Profit Recovery Led by Non-Recurring Measures
Most of the profit improvement came from internal cost actions and asset-related gains. Head office restructuring, along with tighter cost control across the business, helped bring expenses down. In addition, property disposals in Zandvoort and Groningen provided a one-time lift to earnings.
These are helpful in the short term, but they don’t signal stronger operating leverage going forward. Management has already made it clear that a large share of this uplift won’t repeat, which puts the quality of the recovery into question.
Top-line growth, meanwhile, remained limited, suggesting demand has not materially improved.
Land-Based Segment Stabilises as Core Earnings Driver
The land-based business showed more encouraging signs. Visits rose to 5.3 million, and average spend reached €140 per visit.
This points to better customer value and a more stable retail environment overall. For now, land-based operations continue to carry the earnings profile.
Online Growth Constrained by Regulation
Online performance tells a different story. Revenue remained flat after the introduction of deposit limits across the Dutch market.
That outcome underlines how tightly regulated the channel has become. With clear limits on player spend, the ability to grow digital revenue is effectively capped.
Rising Taxation Adds Structural Margin Pressure
The group paid €251.8 million in gambling tax in 2025, up €28.9 million year-on-year.
From January 2026, the tax rate is set to increase again to 37.8%, adding further strain on margins.
This reinforces a difficult operating setup: pricing flexibility is limited, labour costs are moving higher, and online monetisation is restricted. Without new efficiencies or additional revenue streams, margin pressure is unlikely to ease.

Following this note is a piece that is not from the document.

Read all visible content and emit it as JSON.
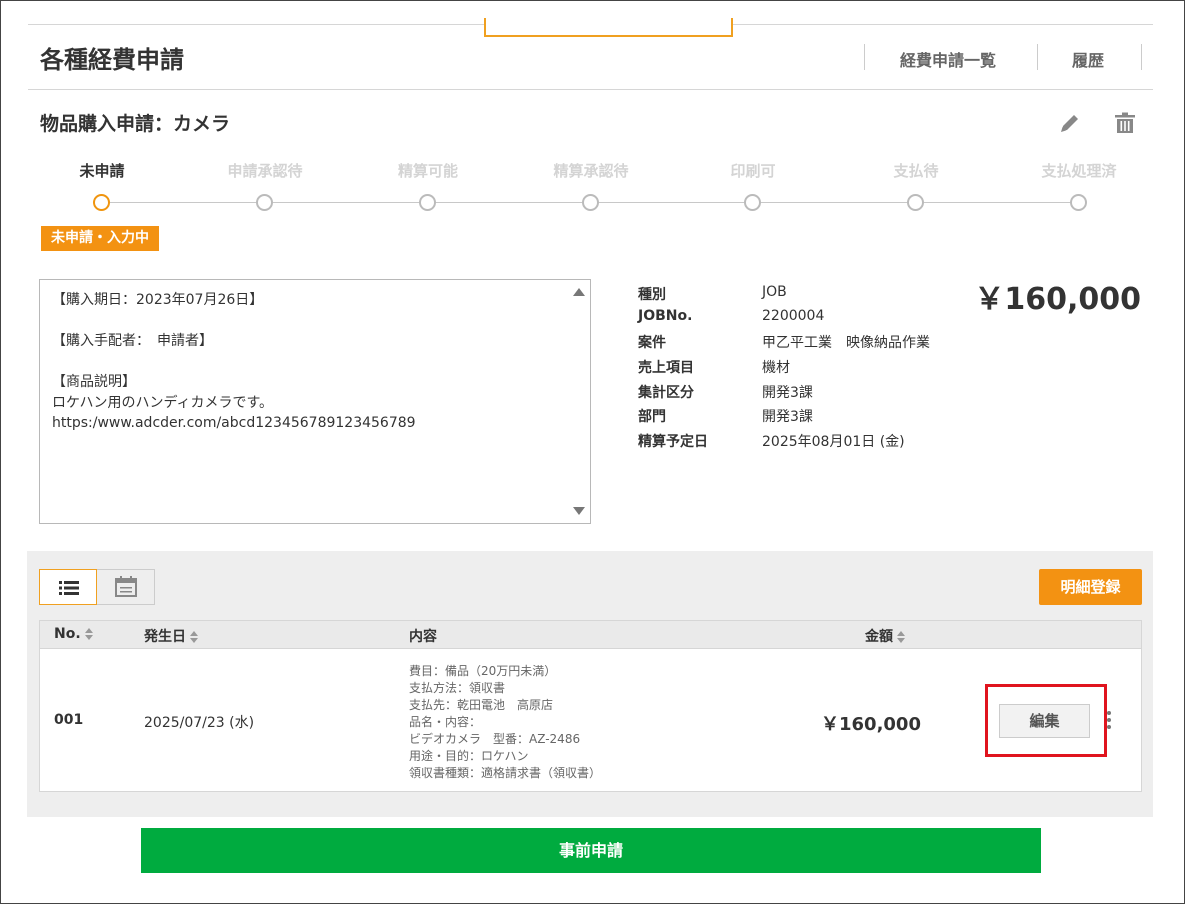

Digital Investment Remains Necessary but Costly
Holland Casino is continuing to invest in digitalisation, new game formats, and player monitoring and compliance systems.
These investments are necessary, but they come at a time when free cash flow is already being squeezed by higher taxes and rising wages. Management has pointed to early signs of progress, although no concrete financial impact has been shared so far.
Earnings Quality Remains the Key Issue
Even with the return to profit, the underlying earnings picture remains weak. A meaningful portion of the 2025 result comes from non-recurring items, while the core business still faces the same structural pressures.
Online growth remains limited, taxes are rising faster than revenue, and cost savings offer only short-term relief.
Taken together, this looks less like a turnaround and more like a year of stabilisation.